By then, of course, the mutiny was long over. Pennsylvania’s Supreme Executive Council eventually did call up the state militia to disperse the mutineers, and as soon as the soldiers received word that the militia was on its way, they laid down their arms and returned to their bases. They never fired a shot or killed a single person in anger, which is one of the reasons the “Pennsylvania Mutiny of 1783” is largely forgotten today.

But the mutiny did have a big impact on American history, because the congressmen who found themselves surrounded by an armed, angry (and drunken) mob with no one coming to their aid were determined that the fledgling democracy would never face such a threat again. “The Philadelphia mutiny… gave rise to the notion that the national capital should be housed in a special federal district where it would never stand at the mercy of state governments,” author Ron Chernow writes in his biography of Alexander Hamilton.
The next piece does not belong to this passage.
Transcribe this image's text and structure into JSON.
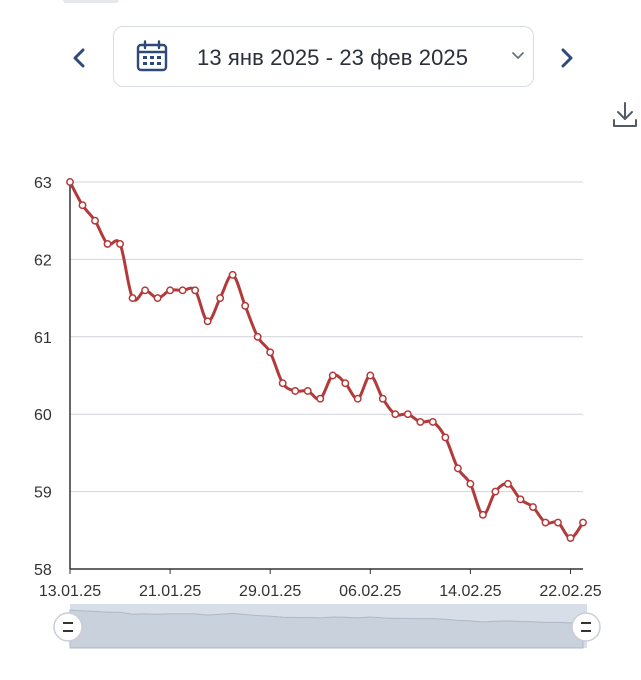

When delegates met in 1787 (in Pennsylvania’s State House, ironically) to draft the new constitution, they inserted in Article 1, Section 8, of the U.S. Constitution a paragraph giving Congress the power “…to exercise exclusive Legislation in all Cases whatsoever, over such District (not exceeding ten Miles square) as may, by Cession of Particular States, and the Acceptance of Congress, become the Seat of the Government of the United States.”

DETAILS, DETAILS, DETAILS

The U.S. Constitution did not, however, say where the capital city should be located or even require that one be established. All it said was that such a city could be created, and if it was, that Congress would exercise exclusive control over it, including providing for its security. Whether such a city would be built -and if so, where- would be the subject of battles to come.